Nedeni ne imiş: Çünkü sırf virüs girmesi imkansız olsun
diye satıcı kendisine orijinal IBM marka 368 bilgisayar
satmış. (Baba 40 yaşlarındaydı)
Yıl 1998: Bir anne ile oğlu klavye
almaya geldiler. Oğlan bizim devamlı müşteri, anne ilk kez
geliyor. Bir klavye beğendiler ve anne bunun garantisi varmı
diye sordu. Biz 1 yıl garantili olduğunu söyledik. Anne öyle
garanti değil, klavyede virüs olmayacağını dair garanti
istiyordu. Çünkü
bilgisayarı satan firma klavyenin su girmesi sonucu
virüslendiğini söylemiş. Anneyi bunun yanlış olduğunu ikna
edemeyince satmamak için her şeyi yapıp kurtulduk. (Anne 40
yaşlarındaydı)
Yıl 1993: Bir gün iki
kız boş disket almaya geldiler. Çeşitleri gösterdik. Elimize
alıp bakabilirmiyiz dediler. Ellerine aldılar ve disketin demir
kapağını çekip bantı ışığa tutmaya başladılar. Ne
yaptıklarını sorduk, dersanedeki hocaları bu işlemi
yapmaları gerektiğini, eğer
ışık zor görünüyorsa disket iyi, değilse kötü olduğunu
söylemiş. Israrla dersane ve hoca ismini çok merak ederek
sorduk, Sana ne dediler...(kızlar 18 yaşlarındaydı)
Yıl 1998: Avukat bir
müşterimize komple bilgisayar satmıştık. Bir süre sonra
nedendir bilinmez bilgisayarın içindeki bütün parçaların
(ekran kartı, faxmodem, işlemci, cdrom..ve hepsinin) türkçe
kullanım klavuzlarını ısrarla istemeye başladı. Hiçbir
marka ve modelde böyle bir şey
olmadığını söyleyince ikna oldu. Bu sefer ısrarla bu
parçaların ithalatçıların telefon ve adreslerini istemeye
başladı. Çünkü onları boş bir zamanında mahkemeye
vereceğini söyledi.... (Avukat hala iyi bir müşterimiz.

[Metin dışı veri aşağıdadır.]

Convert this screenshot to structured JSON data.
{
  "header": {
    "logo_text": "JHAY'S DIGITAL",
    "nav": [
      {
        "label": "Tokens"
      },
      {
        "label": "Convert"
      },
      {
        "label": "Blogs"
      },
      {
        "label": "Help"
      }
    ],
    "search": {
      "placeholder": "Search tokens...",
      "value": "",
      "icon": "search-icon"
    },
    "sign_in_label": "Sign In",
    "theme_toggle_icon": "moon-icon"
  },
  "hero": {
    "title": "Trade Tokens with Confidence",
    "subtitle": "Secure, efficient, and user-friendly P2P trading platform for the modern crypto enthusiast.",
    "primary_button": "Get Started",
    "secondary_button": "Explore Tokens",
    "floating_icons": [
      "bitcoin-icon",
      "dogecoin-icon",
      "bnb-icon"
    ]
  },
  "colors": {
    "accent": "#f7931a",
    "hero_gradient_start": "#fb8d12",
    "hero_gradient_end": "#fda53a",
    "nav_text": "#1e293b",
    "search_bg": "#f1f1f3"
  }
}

Artık böyle şeyler düşünmüyor....)
Yıl 1988-2000: En çok
karşılaştığımız standart geyik. Müşteri cd veya disket
oyun alır. Aradan bir süre geçer. Ya gelir yada telefon açar
oyunun bilmem hangi bölümünü geçemediğini ve nasıl
geçeceğini sorar. Karşısına ya bir kapı ya bir köpek yada
bir silahlı çıkmıştır. Bizde bizimde bilmediğimizi
söyleriz. Müşteri şaşırır ve sinirlenir "Hem oyunu
satıyorsunuz hem de nasıl oynanacağını bilmiyorsunuz.".
Artık onları üzmemeye karar
verdik.
20$ servis parası veren çıkarsa evlerine gidip kendi yerlerine
biz o bölümü geçeceğimizi bildiriyoruz. (20$'ı duyan
nedense kaçıyor. 19$ mı yapsak acaba???)